Michele (ex-Osterdeich); cargo steamship; Fernando Snc di Schiano di C., Naples, Italy
Built: 1962 Luhring, Brake shipyard, Germany The ship was delivered to the customer in December 1962
Sunk: 11th June 1983 (navigational error)
Dimensions: l=76.0 m, w=10.1 m DWT: 1,218, 500 tonnes
Coordinates: 44.16700° N, 14.81163° E
Location: ran aground on shallows near the islets of Lagnići, not far from Veli Rat
Access: 2/5 access is possible only by boat
Visibility: 5/5 excellent
Current: 4/5 weak to moderate
Flora and fauna: 4/5 varied life on and around the wreck, occasionally specimens of larger fish and crabs
On 11th June 1983, under, still partly unresolved circumstances and loaded with miscellaneous cargo, the ship became stranded on sandy shallows near to the islets of Mali and Veli Lagnić, not far from Veli Rat, on the northern cape of Dugi Otok. How could the ship run into the sand bank at full speed where the sea depth is no more than six metres, with the whole length of its hull firmly sitting on the shallow seabed so that to refloat it was almost impossible? The circumstances of the stranding – the shallow seabed, close to the coast, the entire crew rescued and hull almost intact, suggested that the ship was actually deliberately stranded in order for the ship owner to claim the insurance money, however it is not known by the authors how this compensation procedure ended due to the loss of the ship. In fact, no serious attempts to salvage it followed due to the high costs, and so after unloading the cargo the ship was left to the sea and an uncertain destiny.
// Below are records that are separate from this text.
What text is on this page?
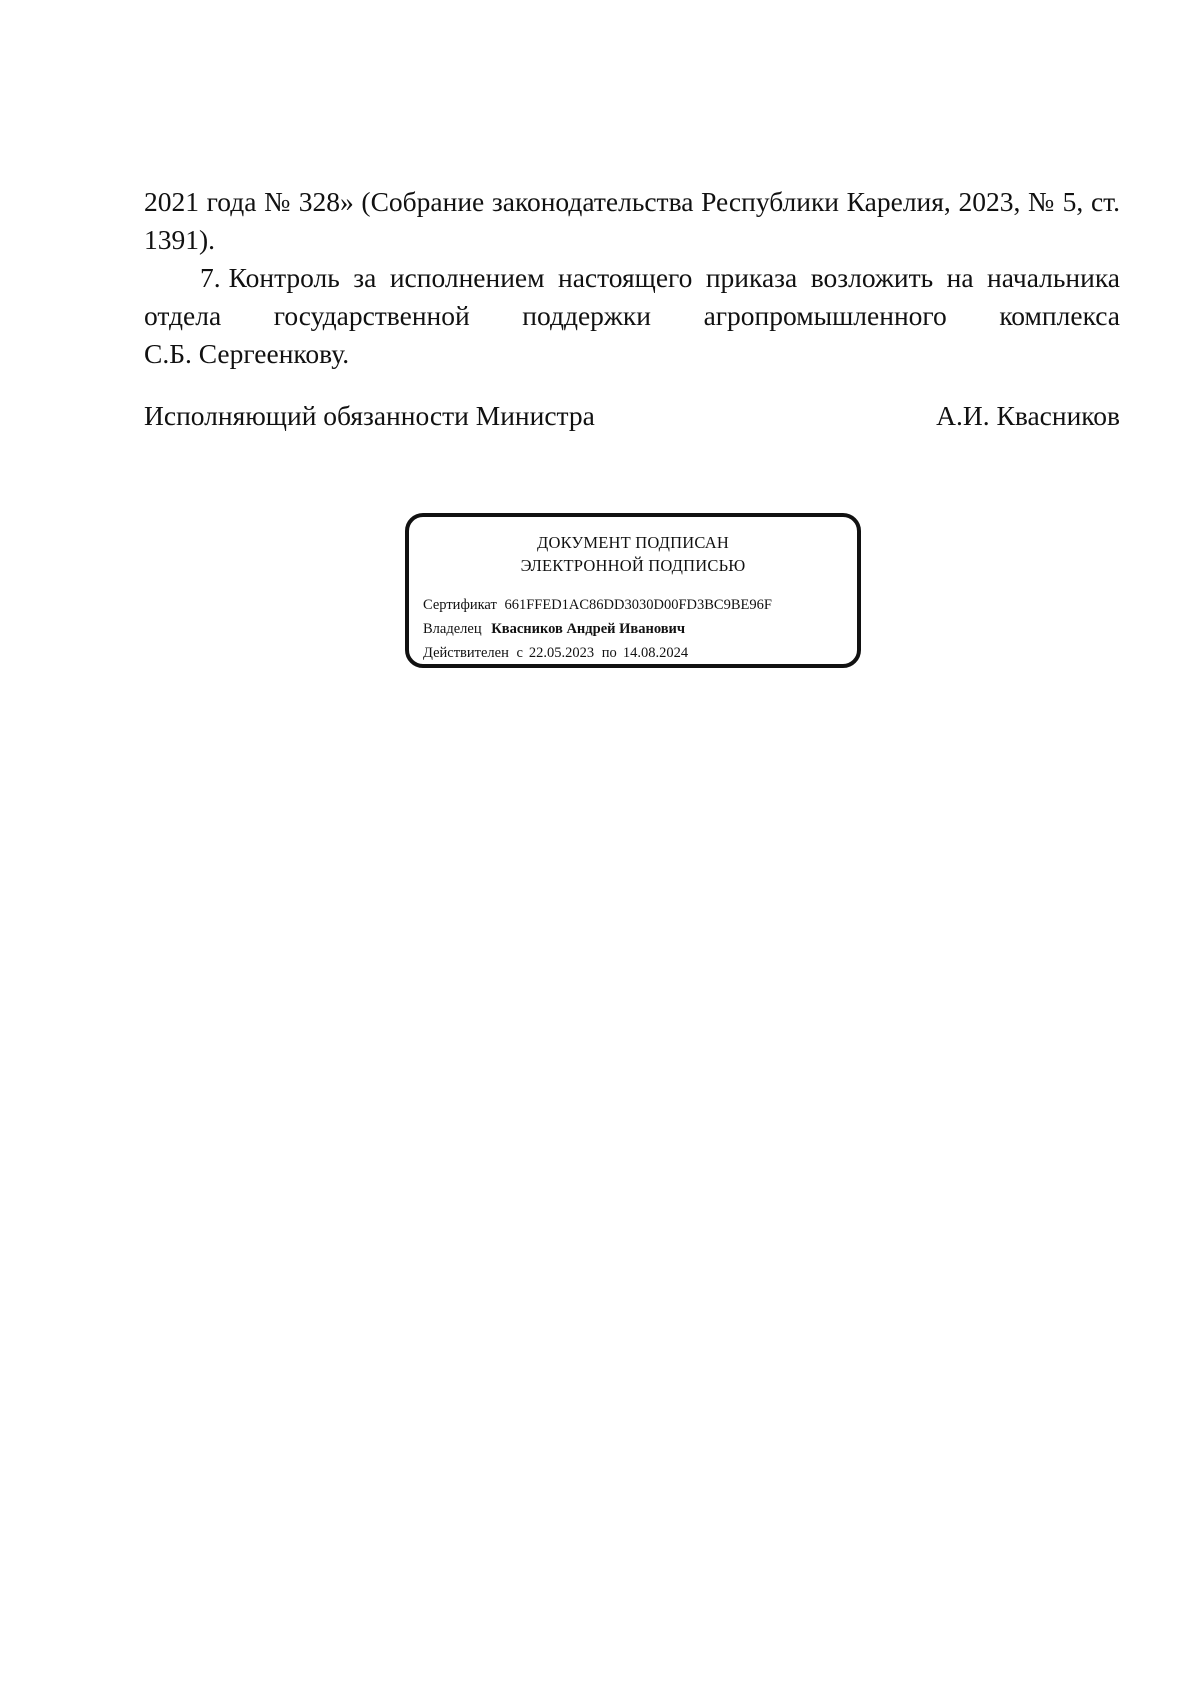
2021 года № 328» (Собрание законодательства Республики Карелия, 2023, № 5, ст. 1391).
7. Контроль за исполнением настоящего приказа возложить на начальника отдела государственной поддержки агропромышленного комплекса
С.Б. Сергеенкову.
Исполняющий обязанности Министра	А.И. Квасников
ДОКУМЕНТ ПОДПИСАН
ЭЛЕКТРОННОЙ ПОДПИСЬЮ
Сертификат 661FFED1AC86DD3030D00FD3BC9BE96F
Владелец Квасников Андрей Иванович
Действителен с 22.05.2023 по 14.08.2024
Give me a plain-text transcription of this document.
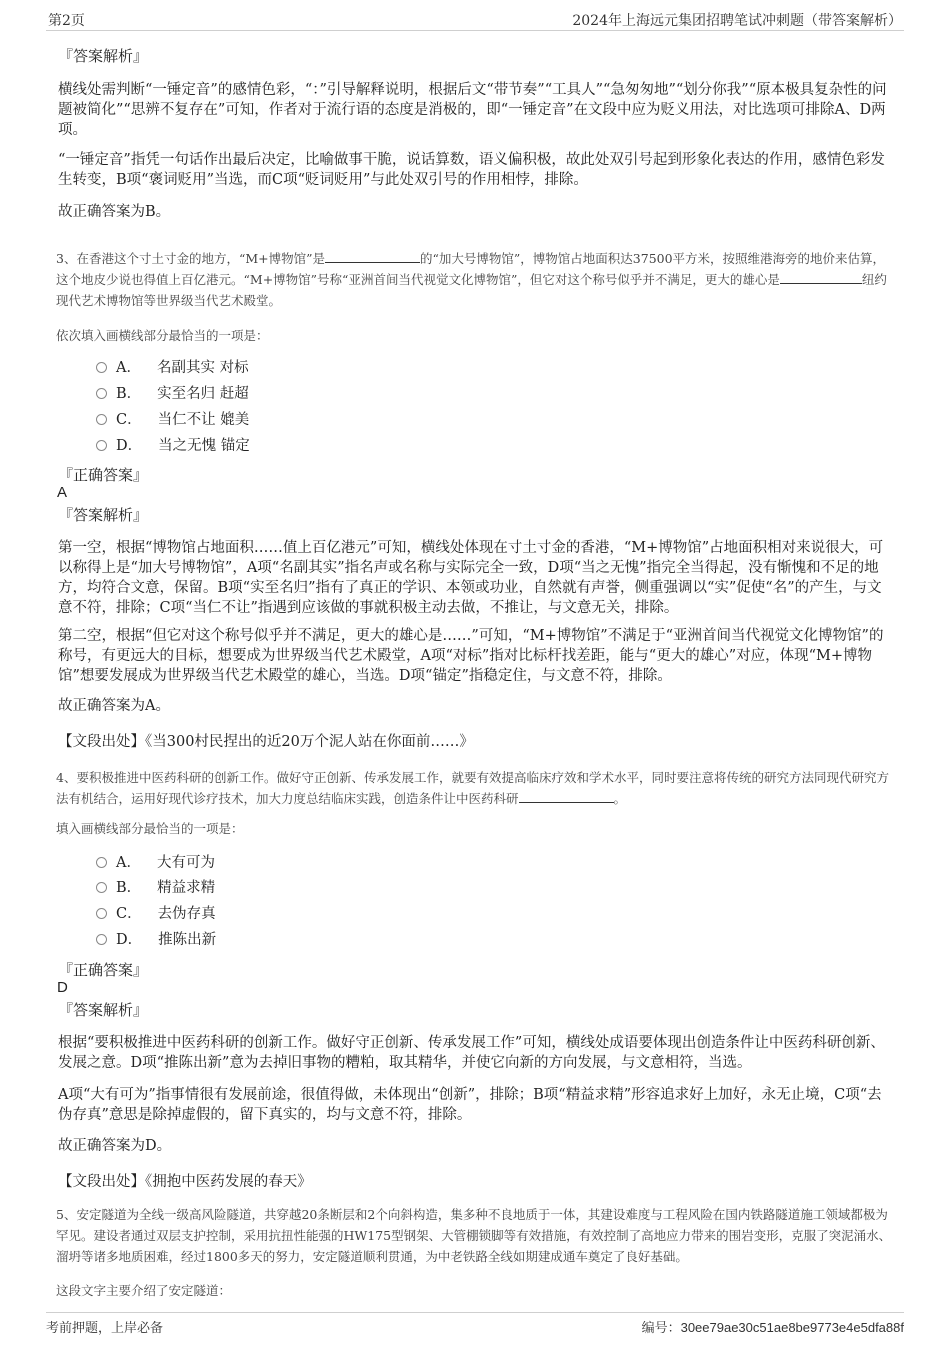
第2页	2024年上海远元集团招聘笔试冲刺题（带答案解析）
『答案解析』
横线处需判断“一锤定音”的感情色彩，“：”引导解释说明，根据后文“带节奏”“工具人”“急匆匆地”“划分你我”“原本极具复杂性的问题被简化”“思辨不复存在”可知，作者对于流行语的态度是消极的，即“一锤定音”在文段中应为贬义用法，对比选项可排除A、D两项。
“一锤定音”指凭一句话作出最后决定，比喻做事干脆，说话算数，语义偏积极，故此处双引号起到形象化表达的作用，感情色彩发生转变，B项“褒词贬用”当选，而C项“贬词贬用”与此处双引号的作用相悖，排除。
故正确答案为B。
3、在香港这个寸土寸金的地方，“M+博物馆”是	的“加大号博物馆”，博物馆占地面积达37500平方米，按照维港海旁的地价来估算，这个地皮少说也得值上百亿港元。“M+博物馆”号称“亚洲首间当代视觉文化博物馆”，但它对这个称号似乎并不满足，更大的雄心是	纽约现代艺术博物馆等世界级当代艺术殿堂。
依次填入画横线部分最恰当的一项是：
A． 名副其实 对标
B． 实至名归 赶超
C． 当仁不让 媲美
D． 当之无愧 锚定
『正确答案』
A
『答案解析』
第一空，根据“博物馆占地面积……值上百亿港元”可知，横线处体现在寸土寸金的香港，“M+博物馆”占地面积相对来说很大，可以称得上是“加大号博物馆”，A项“名副其实”指名声或名称与实际完全一致，D项“当之无愧”指完全当得起，没有惭愧和不足的地方，均符合文意，保留。B项“实至名归”指有了真正的学识、本领或功业，自然就有声誉，侧重强调以“实”促使“名”的产生，与文意不符，排除；C项“当仁不让”指遇到应该做的事就积极主动去做，不推让，与文意无关，排除。
第二空，根据“但它对这个称号似乎并不满足，更大的雄心是……”可知，“M+博物馆”不满足于“亚洲首间当代视觉文化博物馆”的称号，有更远大的目标，想要成为世界级当代艺术殿堂，A项“对标”指对比标杆找差距，能与“更大的雄心”对应，体现“M+博物馆”想要发展成为世界级当代艺术殿堂的雄心，当选。D项“锚定”指稳定住，与文意不符，排除。
故正确答案为A。
【文段出处】《当300村民捏出的近20万个泥人站在你面前……》
4、要积极推进中医药科研的创新工作。做好守正创新、传承发展工作，就要有效提高临床疗效和学术水平，同时要注意将传统的研究方法同现代研究方法有机结合，运用好现代诊疗技术，加大力度总结临床实践，创造条件让中医药科研	。
填入画横线部分最恰当的一项是：
A． 大有可为
B． 精益求精
C． 去伪存真
D． 推陈出新
『正确答案』
D
『答案解析』
根据“要积极推进中医药科研的创新工作。做好守正创新、传承发展工作”可知，横线处成语要体现出创造条件让中医药科研创新、发展之意。D项“推陈出新”意为去掉旧事物的糟粕，取其精华，并使它向新的方向发展，与文意相符，当选。
A项“大有可为”指事情很有发展前途，很值得做，未体现出“创新”，排除；B项“精益求精”形容追求好上加好，永无止境，C项“去伪存真”意思是除掉虚假的，留下真实的，均与文意不符，排除。
故正确答案为D。
【文段出处】《拥抱中医药发展的春天》
5、安定隧道为全线一级高风险隧道，共穿越20条断层和2个向斜构造，集多种不良地质于一体，其建设难度与工程风险在国内铁路隧道施工领域都极为罕见。建设者通过双层支护控制，采用抗扭性能强的HW175型钢架、大管棚锁脚等有效措施，有效控制了高地应力带来的围岩变形，克服了突泥涌水、溜坍等诸多地质困难，经过1800多天的努力，安定隧道顺利贯通，为中老铁路全线如期建成通车奠定了良好基础。
这段文字主要介绍了安定隧道：
考前押题，上岸必备	编号：30ee79ae30c51ae8be9773e4e5dfa88f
Over the following thirty years the part of the ship which was above the sea has become heavily corroded and almost completely disappeared, and today there is only one part of the bow and the foremast still protruding above the sea, whilst the bulk of the remains of the wreck are under the waster where further deterioration is slowed.
Diving the wreck of the ship Michele is safe and one of the simplest and least demanding dives described in this book. There is almost no danger posed for divers, and the shallow depth allows a long period of time under the water. Therefore it is ideal for beginners who have not attempted a dive to any wrecks and have yet to get to know the characteristics of such dives. However that doesn’t mean that the dive is less attractive for other diving categories, and we especially recommend it for underwater photographers, who will find many great opportunities here. The crystal clear sea, fabulous colours and countless fish, make the surroundings surreal, such that we could more easily place it in some tropical sea rather than the Adriatic.
The wreck lies on a sandy seabed at the depth of six metres. Only the bow and the foremast are protruding above the surface, while the hull of the ship is about two metres underwater, and the stern is located just below the surface from which only a small part of the superstructure protrudes. Thirty years ago the Michele was still intact, and from a distance of several hundred metres it looked as though it was sailing, as the sea reached only a little above its waterline. However the years of exposure to the sea and the rigours of time, and especially the accelerated corrosion which is strongest above the sea, have taken their toll. The iron and steel, constantly washed by the sea, soon deteriorated and this is especially evident on the superstructure.
The main deck as well as a greater part of the ship has collapsed, as well as the main mast which has fallen and now lies perpendicular to the wreck, leaning on its right side.
The hull of the ship is best preserved at its aft section and the portholes of the lower deck are still visible. The lower deck space can be entered from the front side, from the direction of the cargo holds. If we enter through the left door looking towards the stern, we will first of all enter a spacious area into which light enters through several portholes on the side of the ship. Swimming carefully through the corridor, on the right side we come to the door towards the engine room. Through this the greater part of the engine, with various equipment and vents, are visible, and right beside it is a staircase leading lower into the interior. We do not recommend entering deeper, i.e. into the lower part of the engine room. If we descend along the stern which is for the most part overgrown with red sponges, we will come to the rudder and propeller which are in excellent condition and only slightly buried in the sand. Due to the strong currents during “bura” or “jugo” winds, the space immediately along the ship’s hull is always clean and a little deeper than the surrounding seabed, so the wreck looks unreal as it lies in a hollow with the white sand all around it.
We need to note, although the dive on this wreck is simple, it is not without danger. It certainly requires care to be taken and to not go too deep into the interior of the rear of the ship, to avoid the danger of any sudden collapse of a part of the wreck which could prevent our exit.